His daughter Kim, who is as you probably know by now the kidnappee in this movie, and finally Liam’s ex-wife and her new mega rich husband with whom his daughter currently resides. Low and behold one day, against the better judgement of her paranoid (or as he would say, ‘aware’) father, Kim and one of her girlfriends board a plane to Paris, only to eventually get grabbed up by a gang of ruthless ruffians intent on selling them as sex slaves to perverted geriatric aristocrats and other human swine. So back home, what’s a dad to do when confronted with news like this? Hop the next plane to Frog Land and start whooping some major Beret Wearing ass that’s what!

One thing that limits the movie though is the bad guys here, which are played up big time in the advertising for this movie as some real scary dudes, but during the actual movie they get eliminated so quickly and effectively by Liam that you almost begin to feel sorry for them at certain points.

These guys are Grade A graduates from the inept goon school of action movies for sure. Never at any single point do you truly feel even the least bit nervous about the fate of the ‘hero’ here. He’s simply a super human ass kicking machine that gets to torture, maim, and kill every single scumbag in Paris, France that’s even semi related to his daughter’s kidnapping.
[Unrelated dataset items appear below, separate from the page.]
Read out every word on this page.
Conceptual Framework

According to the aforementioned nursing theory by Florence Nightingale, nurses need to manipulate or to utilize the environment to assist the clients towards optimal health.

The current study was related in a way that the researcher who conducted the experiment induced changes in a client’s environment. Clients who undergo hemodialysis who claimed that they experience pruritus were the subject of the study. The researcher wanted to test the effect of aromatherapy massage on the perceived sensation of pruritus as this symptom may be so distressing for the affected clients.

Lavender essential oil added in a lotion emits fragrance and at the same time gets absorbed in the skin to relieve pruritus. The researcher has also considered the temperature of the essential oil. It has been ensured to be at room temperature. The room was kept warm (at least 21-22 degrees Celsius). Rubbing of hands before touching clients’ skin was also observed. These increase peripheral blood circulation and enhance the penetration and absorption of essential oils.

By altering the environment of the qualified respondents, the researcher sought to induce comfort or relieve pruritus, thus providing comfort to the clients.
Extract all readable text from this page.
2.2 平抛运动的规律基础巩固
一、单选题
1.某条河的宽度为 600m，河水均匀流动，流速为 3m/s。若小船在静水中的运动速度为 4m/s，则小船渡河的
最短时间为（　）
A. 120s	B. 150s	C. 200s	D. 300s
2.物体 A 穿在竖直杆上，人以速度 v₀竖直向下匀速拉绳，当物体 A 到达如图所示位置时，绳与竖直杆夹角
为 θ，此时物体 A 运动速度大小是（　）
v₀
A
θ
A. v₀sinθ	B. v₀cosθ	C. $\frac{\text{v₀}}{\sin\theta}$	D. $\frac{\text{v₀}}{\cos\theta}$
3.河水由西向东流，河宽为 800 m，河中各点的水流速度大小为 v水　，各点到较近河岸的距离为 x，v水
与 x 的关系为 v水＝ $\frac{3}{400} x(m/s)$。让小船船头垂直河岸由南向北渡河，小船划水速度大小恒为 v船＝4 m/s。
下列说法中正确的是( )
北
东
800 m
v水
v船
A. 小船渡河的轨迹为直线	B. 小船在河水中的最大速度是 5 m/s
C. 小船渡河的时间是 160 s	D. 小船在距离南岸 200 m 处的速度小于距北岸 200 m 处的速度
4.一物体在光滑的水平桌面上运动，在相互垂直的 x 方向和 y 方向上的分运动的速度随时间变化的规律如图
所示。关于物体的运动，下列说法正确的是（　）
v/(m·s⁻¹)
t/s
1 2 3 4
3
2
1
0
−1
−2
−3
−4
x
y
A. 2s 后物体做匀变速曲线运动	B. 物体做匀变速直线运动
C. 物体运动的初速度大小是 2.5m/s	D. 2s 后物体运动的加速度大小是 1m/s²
This is where the casting of Liam Neeson helps big time. When playing a role like this it would have been incredibly easy to make this character an emotionless stone faced terminator that you would feel nothing for, but Liam keeps his character grounded to a level where you can still sympathize with him, even when he does a few things (which I’ll try not to spoil) which are undoubtedly way out of the spectrum of your normal movie hero’s (or even anti hero’s) rule book.

Neeson’s character is in many ways equal parts Jason Bourne and Jack Bauer in that he can dispense pain upon an enemy as fast as you can blink your eye, and when it comes right down to the nitty gritty of it, he’s every bit the nasty S.O.B that the bad guys are and then some and he proves it here time and time again.

That’s really the main gist of it really. I have no deep thoughts upon any of these characters.

The teenage daughter here isn’t really all that appealing as a character, as she is made out to be your typical spoiled brat.

The ex-wife character is a major league gold digging beeyatch to the extreme and I (subconsciously) was hoping she would get popped somewhere along the way in this flick.

Everyone for the most part is pretty much just your average stock action movie clichés. Now as to the question of whether you will like this movie as much as I did; that I feel depends a lot on your stance on movies of this particular genre.

If you’re a fan of the old school Dirty Harry or Death Wish vigilante movies and feel right at home with a bucket of pop corn watching loads of baddies getting’ their just desserts, then I have no doubt you will eat this movie up from the get go. If however, you are a person of refined and classical tastes who would look down your nose upon such base entertainment, might I recommend you go and see something more becoming your sensitive palate, like Adam Sandler’s Bedtime Stories perhaps?

In any event, if you like well made action movies, you will dig this. It’s far from the level of any of the aforementioned Bourne films, or even some of the better episodes of 24 I imagine, but for what the movie tries to accomplish, it does so successfully and then some.

PS, how this movie got a PG-13 rating is beyond me. Don’t let it scare you away from it though as it is every bit the violent juggernaut you would expect it to be, if not quite as graphic as some in the ‘gore’ department.

Taken gets a three out of five: GOOD.